The researchers discovered that the GRP78 acts as a co-receptor and a stabilizing agent between SARS-CoV-2 and the ACE2 receptor. This enhanced the ACE2's recognition of viral spike protein and facilitating improved entry into host cells. In addition to this, the team learnt that GRP78 also binds to ACE2 and acts as its regulator—bringing the protein to the surface of the cell. This provides the SARS-CoV-2 more locations to bind with and invade cells.
How Does COVID-19 Hijack GRP78?
When under stress caused by the novel coronavirus infection, GRP78 is dispatched to the cell surface. Here, it promotes the binding process between the viral spike protein of SARS-CoV-2 and ACE2 receptors, thereby, facilitating enhanced entry into cells. After entering the cells and hijacking the ER mechanism like other viruses, the SARS-CoV-2 produces more viral proteins and replicates.
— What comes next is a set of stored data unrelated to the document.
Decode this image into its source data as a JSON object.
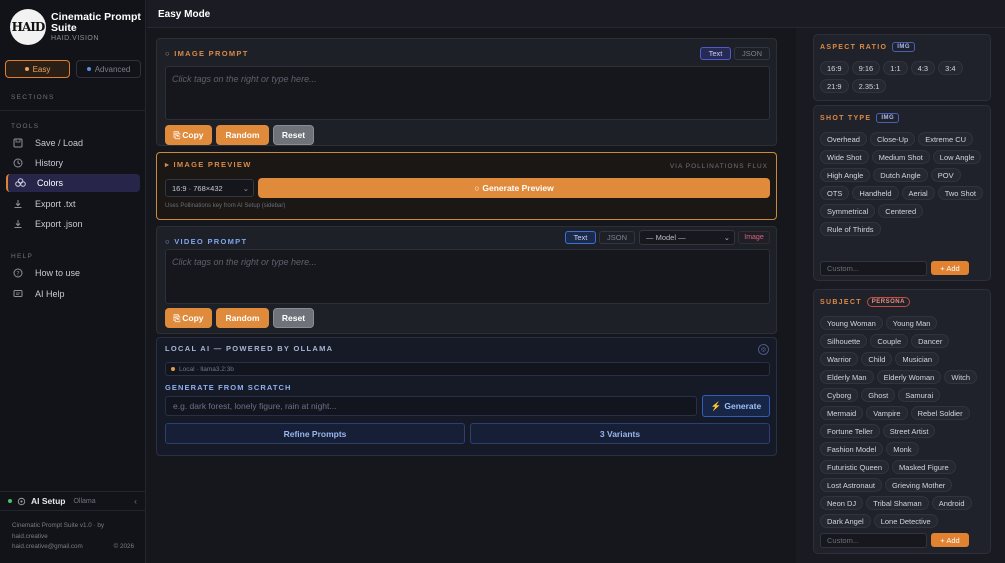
{
  "sidebar": {
    "logo_text": "HAID",
    "title": "Cinematic Prompt Suite",
    "subtitle": "HAID.VISION",
    "modes": [
      {
        "label": "Easy",
        "active": true
      },
      {
        "label": "Advanced",
        "active": false
      }
    ],
    "sections_label": "SECTIONS",
    "tools_label": "TOOLS",
    "tools": [
      {
        "label": "Save / Load",
        "icon": "save-icon"
      },
      {
        "label": "History",
        "icon": "clock-icon"
      },
      {
        "label": "Colors",
        "icon": "palette-icon",
        "active": true
      },
      {
        "label": "Export .txt",
        "icon": "download-icon"
      },
      {
        "label": "Export .json",
        "icon": "download-icon"
      }
    ],
    "help_label": "HELP",
    "help": [
      {
        "label": "How to use",
        "icon": "help-circle-icon"
      },
      {
        "label": "AI Help",
        "icon": "chat-icon"
      }
    ],
    "ai_setup": {
      "label": "AI Setup",
      "value": "Ollama",
      "chevron": "‹"
    },
    "footer": {
      "line1": "Cinematic Prompt Suite v1.0 · by",
      "line2": "haid.creative",
      "email": "haid.creative@gmail.com",
      "year": "© 2026"
    }
  },
  "topbar": {
    "title": "Easy Mode"
  },
  "image_prompt": {
    "title": "IMAGE PROMPT",
    "formats": [
      "Text",
      "JSON"
    ],
    "placeholder": "Click tags on the right or type here...",
    "buttons": {
      "copy": "Copy",
      "random": "Random",
      "reset": "Reset"
    }
  },
  "image_preview": {
    "title": "IMAGE PREVIEW",
    "via": "VIA POLLINATIONS FLUX",
    "size_value": "16:9 · 768×432",
    "generate": "Generate Preview",
    "note": "Uses Pollinations key from AI Setup (sidebar)"
  },
  "video_prompt": {
    "title": "VIDEO PROMPT",
    "formats": [
      "Text",
      "JSON"
    ],
    "model_value": "— Model —",
    "image_tag": "Image",
    "placeholder": "Click tags on the right or type here...",
    "buttons": {
      "copy": "Copy",
      "random": "Random",
      "reset": "Reset"
    }
  },
  "local_ai": {
    "title": "LOCAL AI — POWERED BY OLLAMA",
    "status": "Local · llama3.2:3b",
    "scratch_label": "GENERATE FROM SCRATCH",
    "placeholder": "e.g. dark forest, lonely figure, rain at night...",
    "generate": "Generate",
    "refine": "Refine Prompts",
    "variants": "3 Variants"
  },
  "aspect_ratio": {
    "title": "ASPECT RATIO",
    "badge": "IMG",
    "tags": [
      "16:9",
      "9:16",
      "1:1",
      "4:3",
      "3:4",
      "21:9",
      "2.35:1"
    ]
  },
  "shot_type": {
    "title": "SHOT TYPE",
    "badge": "IMG",
    "tags": [
      "Overhead",
      "Close-Up",
      "Extreme CU",
      "Wide Shot",
      "Medium Shot",
      "Low Angle",
      "High Angle",
      "Dutch Angle",
      "POV",
      "OTS",
      "Handheld",
      "Aerial",
      "Two Shot",
      "Symmetrical",
      "Centered",
      "Rule of Thirds"
    ],
    "custom_placeholder": "Custom...",
    "add": "+ Add"
  },
  "subject": {
    "title": "SUBJECT",
    "badge": "PERSONA",
    "tags": [
      "Young Woman",
      "Young Man",
      "Silhouette",
      "Couple",
      "Dancer",
      "Warrior",
      "Child",
      "Musician",
      "Elderly Man",
      "Elderly Woman",
      "Witch",
      "Cyborg",
      "Ghost",
      "Samurai",
      "Mermaid",
      "Vampire",
      "Rebel Soldier",
      "Fortune Teller",
      "Street Artist",
      "Fashion Model",
      "Monk",
      "Futuristic Queen",
      "Masked Figure",
      "Lost Astronaut",
      "Grieving Mother",
      "Neon DJ",
      "Tribal Shaman",
      "Android",
      "Dark Angel",
      "Lone Detective"
    ],
    "custom_placeholder": "Custom...",
    "add": "+ Add"
  },
  "colors": {
    "accent": "#e08a3c",
    "active_nav": "#27264a",
    "blue": "#3a6fd8"
  }
}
Interestingly, cellular stress is found to be higher in individuals with diseases such as cancer and diabetes. These conditions are known to increase susceptibility to COVID-19. Therefore, this may serve as an explanation for why pre-existing can increase the risk of the viral infection and the severity of its outcomes.
Potential Drug Target
GRP78 is required in limited amounts for healthy cells to survive. Nevertheless, disease-led stressed cells require a higher quantity of GRP78 to survive and replicate. According to the authors, interventions such as monoclonal antibodies and other agents can reduce the amount of GRP78 in the body, and may help in reducing the spread and severity of COVID-19 infection without any accompanying adverse effects.
The scientists also suggested that it can provide immunosuppressed individuals who fail to develop effective immune responses even after vaccination, with additional protection against COVID-19. "What is particularly exciting for this finding is that GRP78 could be a universal target in combination with existing therapies not just to combat COVID-19, but other deadly viruses that depend on GRP78 for their infectivity as well," noted Dr. Lee. The team intends to further explore the latest findings using animal studies next.